Tag Archives: woyzeck in Winter

Woyzeck in Winter

This is a note I put on FB today after seeing WOYZECK IN WINTER  part of the Galway Arts Festival. I repeat a version of it here because I felt it might be missed. I feel the project yields up a lot of questions/considerations for directors – some complex and some downright elementary. The show, a meshing of Buchners Woyzeck and the beautiful Wintereisse music was a bold and interesting idea with some talented performers…well i am not going to do a review of it.  I have no idea of the journey they went on and can only respond to what I saw.  I called this on FB , Notes to a Director

Please, especially if your production has a massive budget, get a fight director who can make a fight look real from ALL angles, and also tell the actors, supposed to be poor soldiers, how to split logs.

Never use traversing an amazing set as an an excuse to fill in time when you are not quite sure what to do emotionally, nor rely on superb lighting, music and paper snow to create atmosphere entirely.  The snow for instance , at the beginning when it was effective, implied to me misery, cold, starvation. I rarely felt this atmosphere coming from the actors and they were more than capable of generating it.

Overall, rely more on your extremely talented actors to do the work. Believe me they have far more resources than you think, especially if you give them the right tools to work with; and by tools I do not mean set costume lights etc. but their inner tools.

Allow the actor more expression of the characters journey, conflicts and polarities to prevent sameness, leaving the audience and characters ploughing the same furrow over and over again. Be ruthless with them if there is no ‘feeling of the whole’ because without it, I as the audience member will leave dissatisfied and indifferent.

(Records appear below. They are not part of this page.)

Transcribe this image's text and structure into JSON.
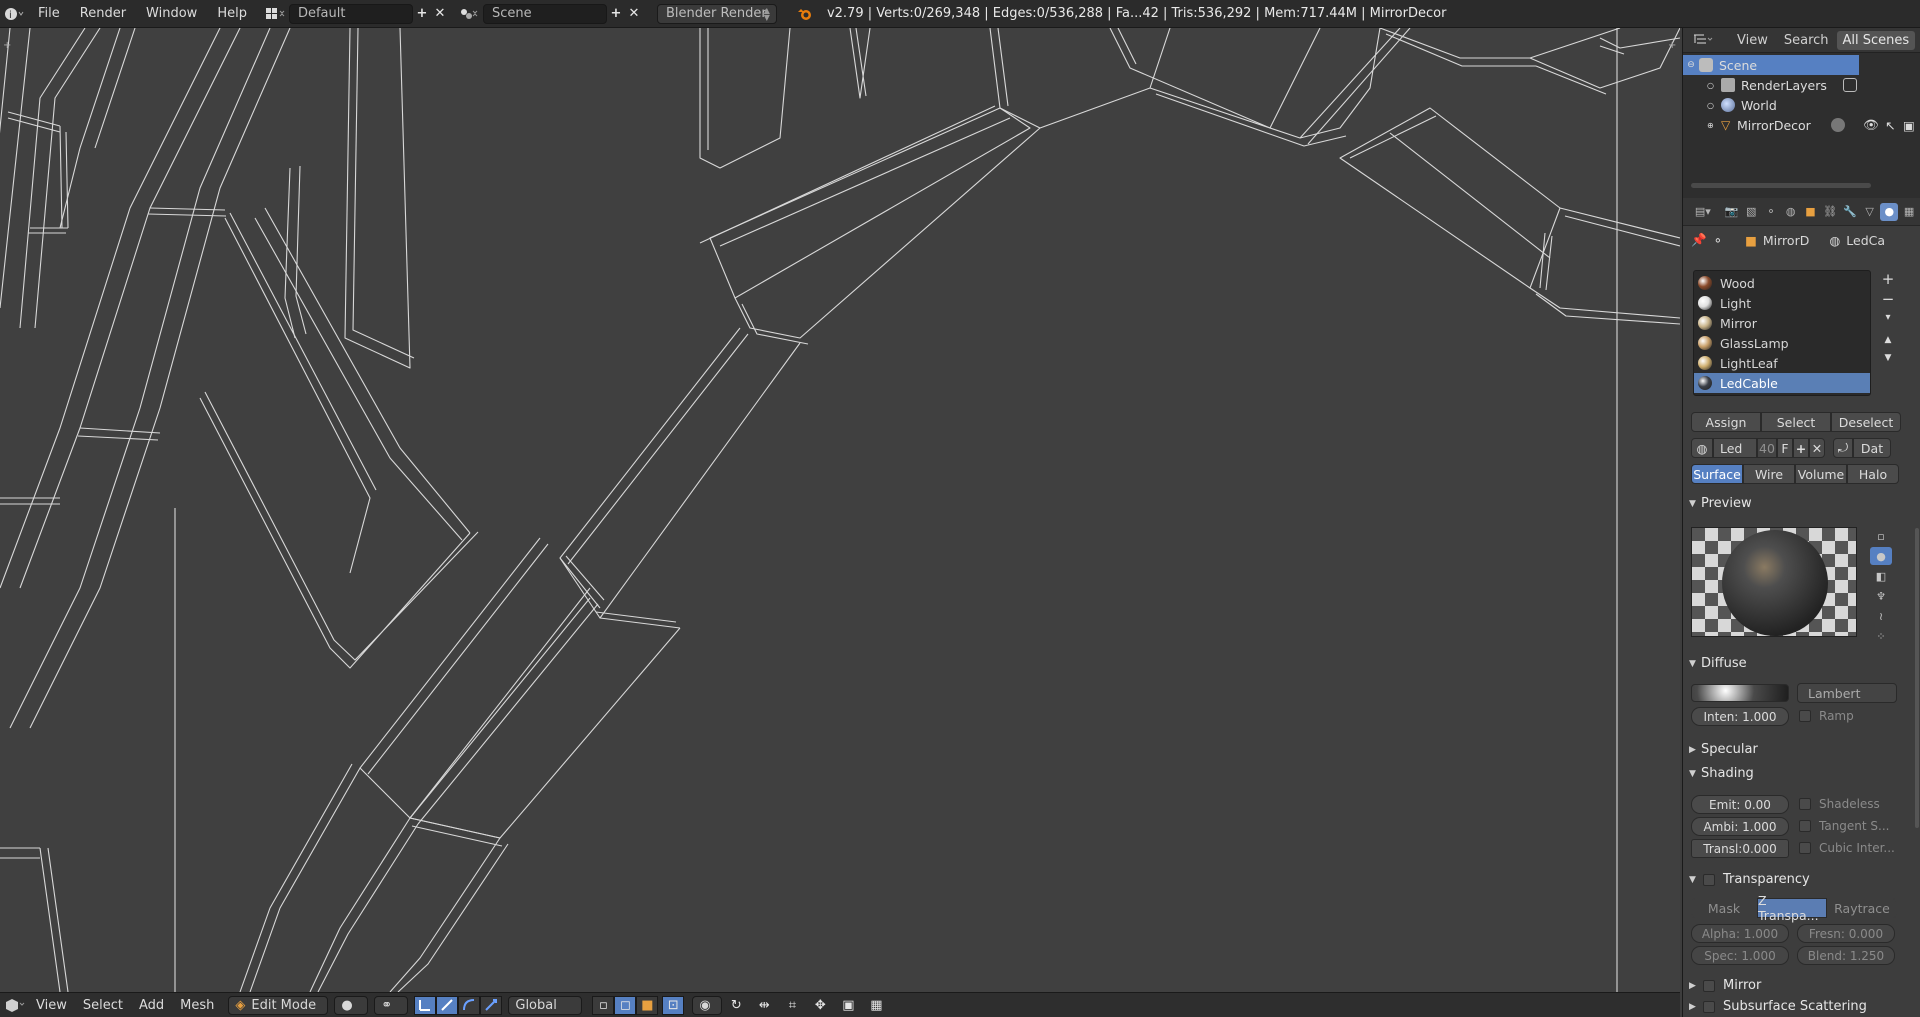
{
  "topbar": {
    "menus": [
      "File",
      "Render",
      "Window",
      "Help"
    ],
    "layout": "Default",
    "scene": "Scene",
    "engine": "Blender Render",
    "stats": "v2.79 | Verts:0/269,348 | Edges:0/536,288 | Fa...42 | Tris:536,292 | Mem:717.44M | MirrorDecor"
  },
  "bottombar": {
    "menus": [
      "View",
      "Select",
      "Add",
      "Mesh"
    ],
    "mode": "Edit Mode",
    "orientation": "Global"
  },
  "outliner": {
    "menus": [
      "View",
      "Search"
    ],
    "filter": "All Scenes",
    "items": [
      "Scene",
      "RenderLayers",
      "World",
      "MirrorDecor"
    ]
  },
  "properties": {
    "breadcrumb": [
      "MirrorD",
      "LedCa"
    ],
    "materials": [
      "Wood",
      "Light",
      "Mirror",
      "GlassLamp",
      "LightLeaf",
      "LedCable"
    ],
    "material_colors": [
      "#8a4a2a",
      "#e0e0e0",
      "#c9b48a",
      "#c9a06a",
      "#d0b070",
      "#3a3f48"
    ],
    "actions": [
      "Assign",
      "Select",
      "Deselect"
    ],
    "datablock": {
      "name": "Led",
      "users": "40",
      "fake": "F",
      "link": "Dat"
    },
    "tabs": [
      "Surface",
      "Wire",
      "Volume",
      "Halo"
    ],
    "panels": {
      "preview": "Preview",
      "diffuse": "Diffuse",
      "specular": "Specular",
      "shading": "Shading",
      "transparency": "Transparency",
      "mirror": "Mirror",
      "sss": "Subsurface Scattering"
    },
    "diffuse": {
      "shader": "Lambert",
      "intensity": "Inten: 1.000",
      "ramp": "Ramp",
      "color": "#4a4a4a"
    },
    "shading": {
      "emit": "Emit: 0.00",
      "ambient": "Ambi: 1.000",
      "translucency": "Transl:0.000",
      "shadeless": "Shadeless",
      "tangent": "Tangent S...",
      "cubic": "Cubic Inter..."
    },
    "transparency": {
      "modes": [
        "Mask",
        "Z Transpa...",
        "Raytrace"
      ],
      "alpha": "Alpha: 1.000",
      "fresnel": "Fresn: 0.000",
      "spec": "Spec: 1.000",
      "blend": "Blend: 1.250"
    }
  }
}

Remember that pacey entrances and strong energy whilst they keep the audience involved are not the whole answer.

Have a clear idea of what you are saying with your production and make sure the whole creative team know about it and are willing to go with you on it.

Beware of microphones. Though they seem to create variety and intimacy, very often they hamper the artists ability to do just that.

Congratulations to Rosaleen Linehan though who carried an incredible beauty and weight to her role and made the opening and the last two minutes really special.